The blackout began in late afternoon and wasn’t over until the following morning. And was I grumpy! I hated being inconvenienced, resented that I couldn’t easily read or easily cook by flashlight or candle.
I was cold and feeling sorry for myself. Felt sorry for my daughter Annie too whose favorite jeans were still wet in the dryer. She’d waited until that night to write the bibliography due in school early in the morning. Now it could not be produced, at least not on our computer.
Anet, as almost always she is, was cheery. She told me she was sorry. (Sorry for being cheerful? Sorry that I was miserable?) She busied herself, producing from storage her emergency supplies: flashlights, candles, a tiny TV, small round-top lights turned on by tapping, and an old model telephone.
She even offered to make toasted cheese sandwiches for dinner, was willing to search out the ingredients, slice the cheese, assemble, cook and flip them in the dark and increasingly cold house.
“Methinks we are all far too dependent on electricity,” I grumbled. “Even with a clothes dryer that’s gas and a gas furnace, we can’t use them. And many people can’t use their phones or stoves either, can they?”
Anet knows more about these things than I do. I was right, and that’s why, she explained to me then, she’s never thrown a phone away. She keeps them, the kind that plug directly into a phone jack, to use when the power is off.
It is also why, she pointed out, she does not have at her house one of the newer pilotless gas stoves. “Those stoves have electronic ignition so no electricity, no flames.”
I sat down on the couch with Anet. She’d perched the baby TV on the coffee table, stacked on magazines. We peered at the screen. The game board on “Jeopardy” was about the size of a pack of cards.
And I complained. “I hate this,” I said. “I know,” Anet said. “This sucks,” I told her. And so forth.
After a time of this, probably because I was bored by my boredom, I surprised myself, probably Anet too, by saying, “It could be worse.” And I began to tell why I thought so, adding new imaginings as they came to me.
“My kids are older now,” I started. “They aren’t depending on me to fix their dinner in the dark. I don’t have to figure out how to get them to go down the dark hall to their dark bedrooms to go to bed tonight. I’m lucky.”

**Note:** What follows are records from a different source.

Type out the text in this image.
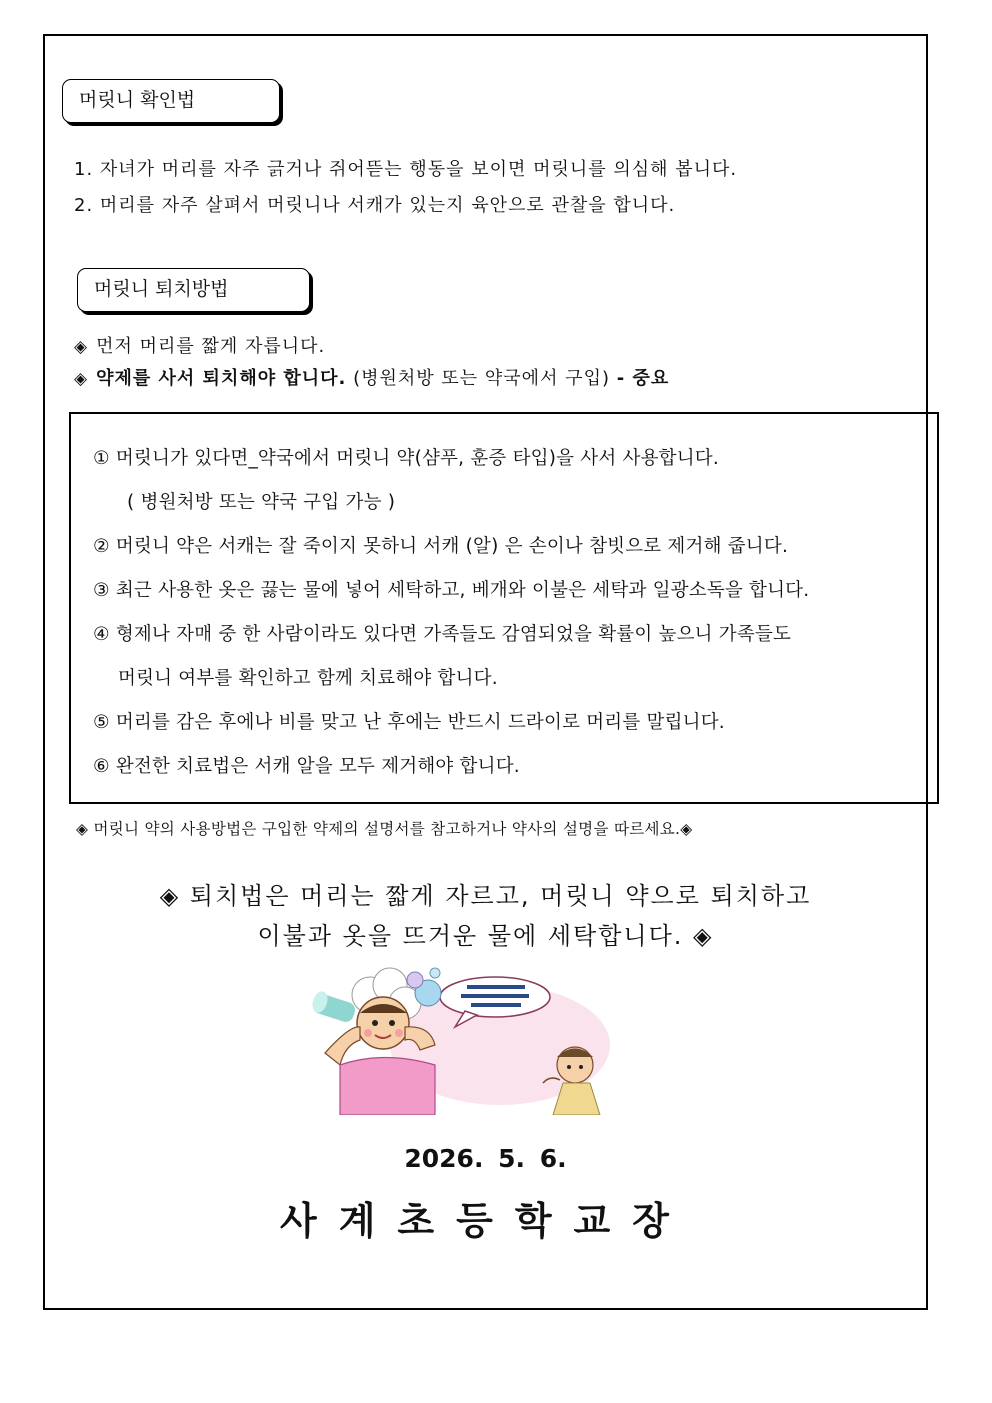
머릿니 확인법
1. 자녀가 머리를 자주 긁거나 쥐어뜯는 행동을 보이면 머릿니를 의심해 봅니다.
2. 머리를 자주 살펴서 머릿니나 서캐가 있는지 육안으로 관찰을 합니다.
머릿니 퇴치방법
◈ 먼저 머리를 짧게 자릅니다.
◈ 약제를 사서 퇴치해야 합니다. (병원처방 또는 약국에서 구입) - 중요
① 머릿니가 있다면_약국에서 머릿니 약(샴푸, 훈증 타입)을 사서 사용합니다.
( 병원처방 또는 약국 구입 가능 )
② 머릿니 약은 서캐는 잘 죽이지 못하니 서캐 (알) 은 손이나 참빗으로 제거해 줍니다.
③ 최근 사용한 옷은 끓는 물에 넣어 세탁하고, 베개와 이불은 세탁과 일광소독을 합니다.
④ 형제나 자매 중 한 사람이라도 있다면 가족들도 감염되었을 확률이 높으니 가족들도
머릿니 여부를 확인하고 함께 치료해야 합니다.
⑤ 머리를 감은 후에나 비를 맞고 난 후에는 반드시 드라이로 머리를 말립니다.
⑥ 완전한 치료법은 서캐 알을 모두 제거해야 합니다.
◈ 머릿니 약의 사용방법은 구입한 약제의 설명서를 참고하거나 약사의 설명을 따르세요.◈
◈ 퇴치법은 머리는 짧게 자르고, 머릿니 약으로 퇴치하고
이불과 옷을 뜨거운 물에 세탁합니다. ◈
2026. 5. 6.
사계초등학교장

“But right now there’s a mom somewhere who’s just getting home from work. Her husband is on a business trip, or maybe she doesn’t have a husband.”

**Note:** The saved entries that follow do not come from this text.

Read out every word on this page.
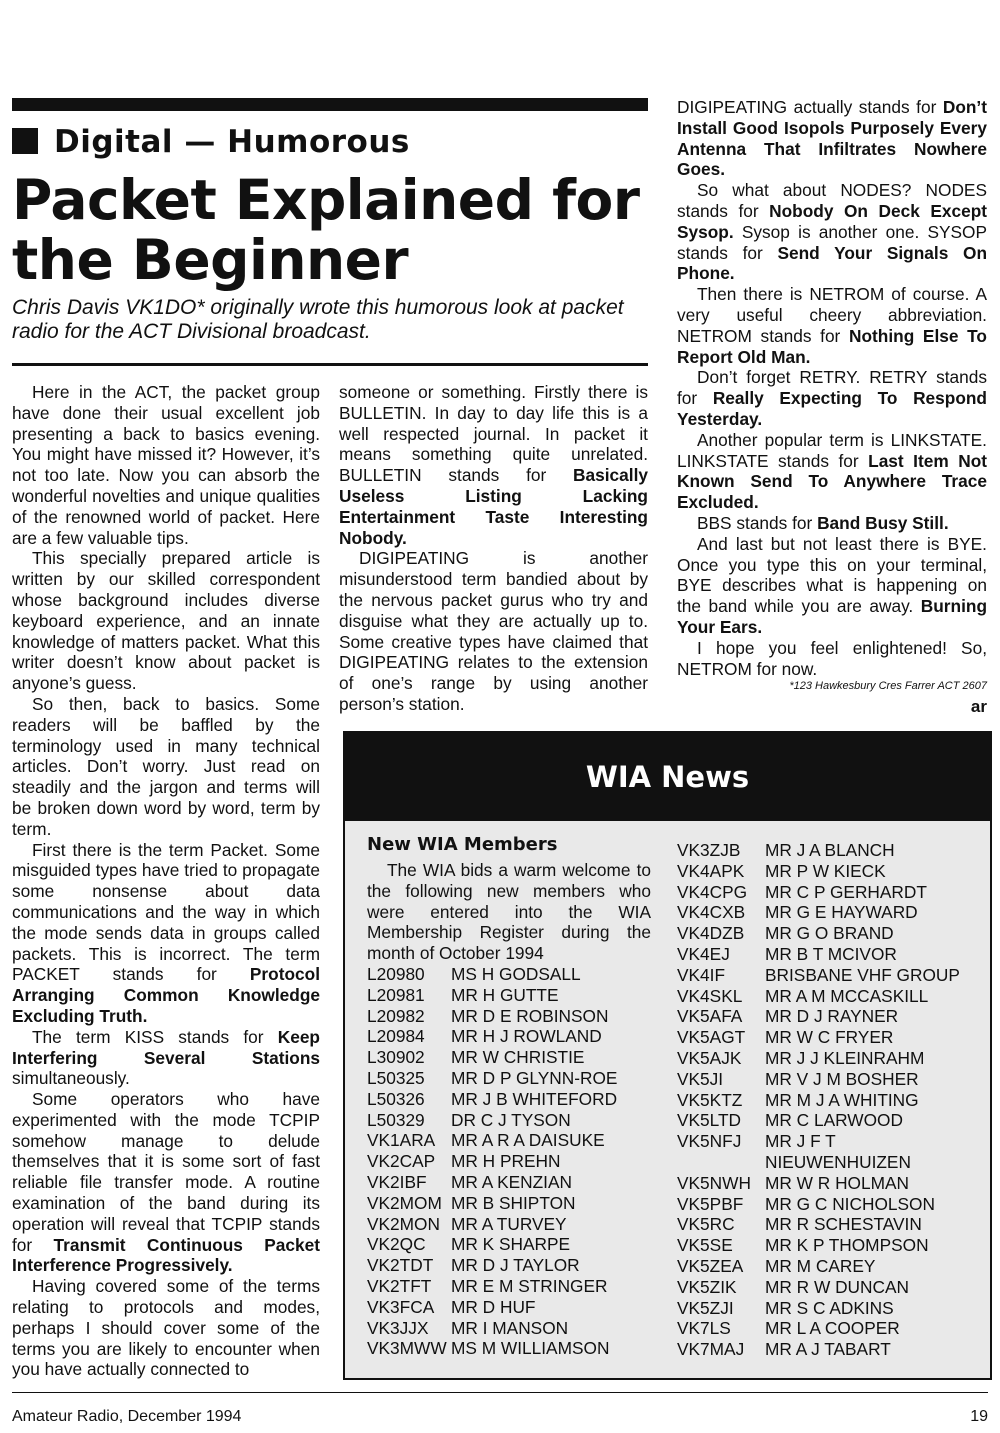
Digital — Humorous
Packet Explained for the Beginner
Chris Davis VK1DO* originally wrote this humorous look at packet radio for the ACT Divisional broadcast.

Here in the ACT, the packet group have done their usual excellent job presenting a back to basics evening. You might have missed it? However, it’s not too late. Now you can absorb the wonderful novelties and unique qualities of the renowned world of packet. Here are a few valuable tips.

This specially prepared article is written by our skilled correspondent whose background includes diverse keyboard experience, and an innate knowledge of matters packet. What this writer doesn’t know about packet is anyone’s guess.

So then, back to basics. Some readers will be baffled by the terminology used in many technical articles. Don’t worry. Just read on steadily and the jargon and terms will be broken down word by word, term by term.

First there is the term Packet. Some misguided types have tried to propagate some nonsense about data communications and the way in which the mode sends data in groups called packets. This is incorrect. The term PACKET stands for Protocol Arranging Common Knowledge Excluding Truth.

The term KISS stands for Keep Interfering Several Stations simultaneously.

Some operators who have experimented with the mode TCPIP somehow manage to delude themselves that it is some sort of fast reliable file transfer mode. A routine examination of the band during its operation will reveal that TCPIP stands for Transmit Continuous Packet Interference Progressively.

Having covered some of the terms relating to protocols and modes, perhaps I should cover some of the terms you are likely to encounter when you have actually connected to

someone or something. Firstly there is BULLETIN. In day to day life this is a well respected journal. In packet it means something quite unrelated. BULLETIN stands for Basically Useless Listing Lacking Entertainment Taste Interesting Nobody.

DIGIPEATING is another misunderstood term bandied about by the nervous packet gurus who try and disguise what they are actually up to. Some creative types have claimed that DIGIPEATING relates to the extension of one’s range by using another person’s station.

DIGIPEATING actually stands for Don’t Install Good Isopols Purposely Every Antenna That Infiltrates Nowhere Goes.

So what about NODES? NODES stands for Nobody On Deck Except Sysop. Sysop is another one. SYSOP stands for Send Your Signals On Phone.

Then there is NETROM of course. A very useful cheery abbreviation. NETROM stands for Nothing Else To Report Old Man.

Don’t forget RETRY. RETRY stands for Really Expecting To Respond Yesterday.

Another popular term is LINKSTATE. LINKSTATE stands for Last Item Not Known Send To Anywhere Trace Excluded.

BBS stands for Band Busy Still.

And last but not least there is BYE. Once you type this on your terminal, BYE describes what is happening on the band while you are away. Burning Your Ears.

I hope you feel enlightened! So, NETROM for now.

*123 Hawkesbury Cres Farrer ACT 2607
ar
WIA News
New WIA Members

The WIA bids a warm welcome to the following new members who were entered into the WIA Membership Register during the month of October 1994

L20980	MS H GODSALL
L20981	MR H GUTTE
L20982	MR D E ROBINSON
L20984	MR H J ROWLAND
L30902	MR W CHRISTIE
L50325	MR D P GLYNN-ROE
L50326	MR J B WHITEFORD
L50329	DR C J TYSON
VK1ARA MR A R A DAISUKE
VK2CAP MR H PREHN
VK2IBF	MR A KENZIAN
VK2MOM MR B SHIPTON
VK2MON MR A TURVEY
VK2QC	MR K SHARPE
VK2TDT	MR D J TAYLOR
VK2TFT	MR E M STRINGER
VK3FCA MR D HUF
VK3JJX	MR I MANSON
VK3MWW MS M WILLIAMSON
VK3ZJB	MR J A BLANCH
VK4APK	MR P W KIECK
VK4CPG	MR C P GERHARDT
VK4CXB	MR G E HAYWARD
VK4DZB	MR G O BRAND
VK4EJ	MR B T MCIVOR
VK4IF	BRISBANE VHF GROUP
VK4SKL	MR A M MCCASKILL
VK5AFA	MR D J RAYNER
VK5AGT	MR W C FRYER
VK5AJK	MR J J KLEINRAHM
VK5JI	MR V J M BOSHER
VK5KTZ	MR M J A WHITING
VK5LTD	MR C LARWOOD
VK5NFJ	MR J F T
NIEUWENHUIZEN
VK5NWH MR W R HOLMAN
VK5PBF	MR G C NICHOLSON
VK5RC	MR R SCHESTAVIN
VK5SE	MR K P THOMPSON
VK5ZEA	MR M CAREY
VK5ZIK	MR R W DUNCAN
VK5ZJI	MR S C ADKINS
VK7LS	MR L A COOPER
VK7MAJ	MR A J TABART
Amateur Radio, December 1994	19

“Anyway, it’s pouring rain and she’s tired. She just got off BART, she’s cold and wet and she still has to hike up the hill to home. She’s worried about her kids, she knows they’re scared.”
“They were expecting to be home alone only half an hour till she got there, but it’s later now.”

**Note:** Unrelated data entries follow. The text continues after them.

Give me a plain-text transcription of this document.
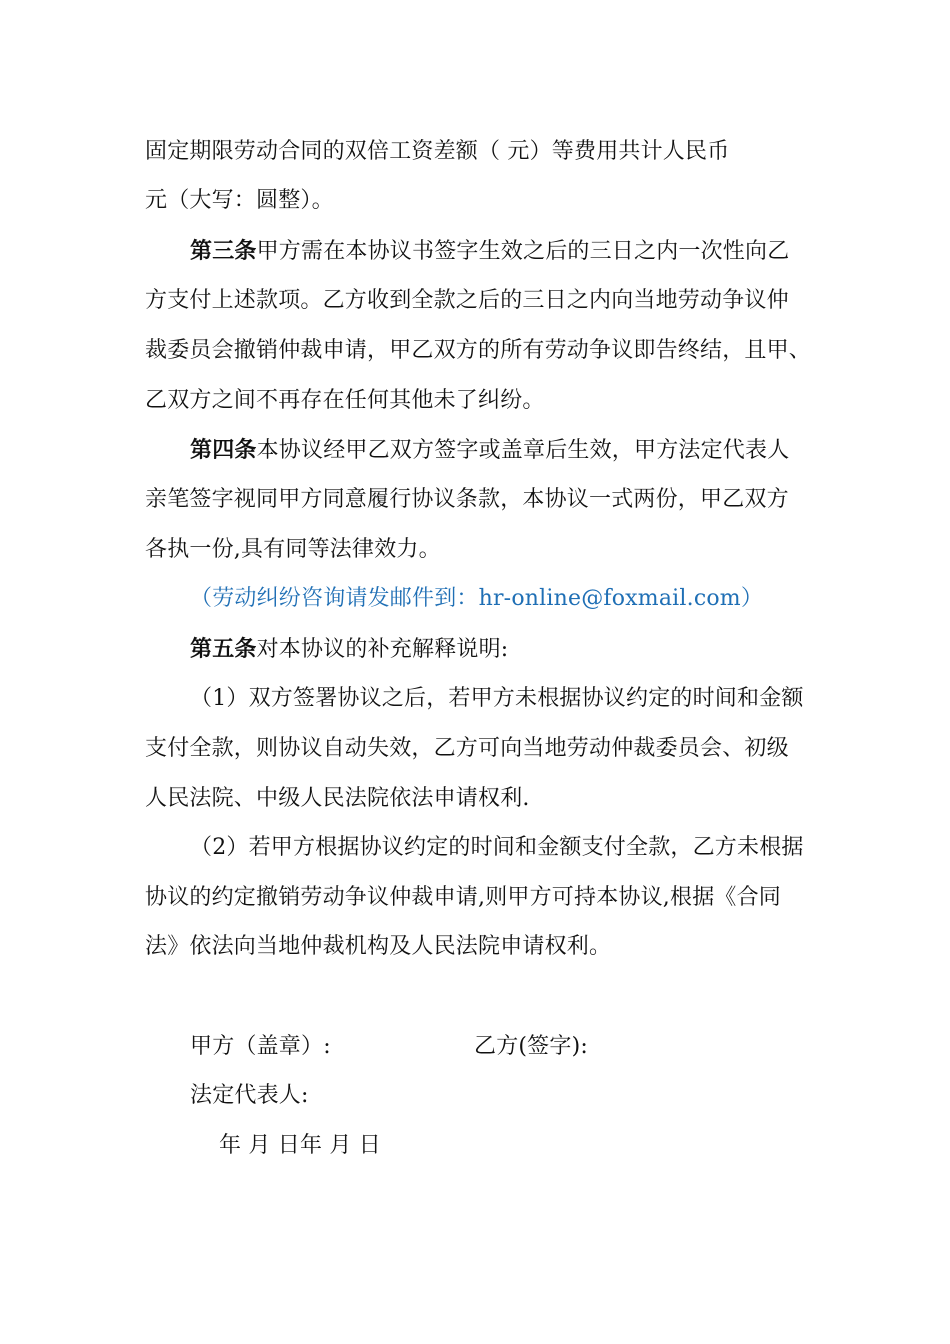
固定期限劳动合同的双倍工资差额（ 元）等费用共计人民币
元（大写：圆整）。
第三条甲方需在本协议书签字生效之后的三日之内一次性向乙
方支付上述款项。乙方收到全款之后的三日之内向当地劳动争议仲
裁委员会撤销仲裁申请，甲乙双方的所有劳动争议即告终结，且甲、
乙双方之间不再存在任何其他未了纠纷。
第四条本协议经甲乙双方签字或盖章后生效，甲方法定代表人
亲笔签字视同甲方同意履行协议条款，本协议一式两份，甲乙双方
各执一份,具有同等法律效力。
（劳动纠纷咨询请发邮件到：hr-online@foxmail.com）
第五条对本协议的补充解释说明:
（1）双方签署协议之后，若甲方未根据协议约定的时间和金额
支付全款，则协议自动失效，乙方可向当地劳动仲裁委员会、初级
人民法院、中级人民法院依法申请权利.
（2）若甲方根据协议约定的时间和金额支付全款，乙方未根据
协议的约定撤销劳动争议仲裁申请,则甲方可持本协议,根据《合同
法》依法向当地仲裁机构及人民法院申请权利。
甲方（盖章）:	乙方(签字):
法定代表人:
年 月 日年 月 日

Anet and I watched the little TV for awhile and at the commercial, I continued my saga. “She gets home, the kids are freaked out. Everyone’s hungry and the microwave isn’t working. Plus the mom can’t find any candles and there’s only one flashlight
“The kids are clustered around mom not knowing what to do. They don’t want to take a shower in the dark and they can’t do their homework.”
“One of the kids says loudly, ‘But, Mom, my poster has to be done tomorrow. Mr. Holman said so.’”
I thought some more and added, more morosely now, “And of course the kids start fighting. The mom’s telling them not to keep opening the refrigerator, and no, the toaster won’t work either. All the while she’s wondering how they are going to get through this very long evening.”
Suddenly I had a new thought. “Maybe she’ll try making it fun. She’ll tell the kids they can all camp out together in the living room, make a fire in the fireplace, bring their blankets and pillows, and sleep on the floor.”
“I could never pull that off myself,” I told Anet, “and neither could you, because neither of us think it sounds likes fun sleeping on a hard floor. But lots of people are camper type people and maybe they would enjoy getting together in the dark living room, playing word games, telling stories.”
Anet spoke for the first time in a long while. I think some of her cheeriness had gone as she listened to the tale I’d been spinning. Even with her good preparedness and resourcefulness, Anet would never want to be the pretend mom I’d been describing.
I know she was glad that right then, we didn’t have to do anything with young kids and no electricity.
“Drastic measures are necessary here,” Anet said. “This is when that women should dig deep and pull every ounce of energy out of her toes. She needs to put the kids in the car and take them out to dinner.”
“Then to a movie, or to a friend’s house, anywhere where there’s heat, electricity, food, distraction. And they should stay wherever that is until they’re all so exhausted they’ll fall into bed and immediately go to sleep.”
“Surely, tomorrow, the power will be on.”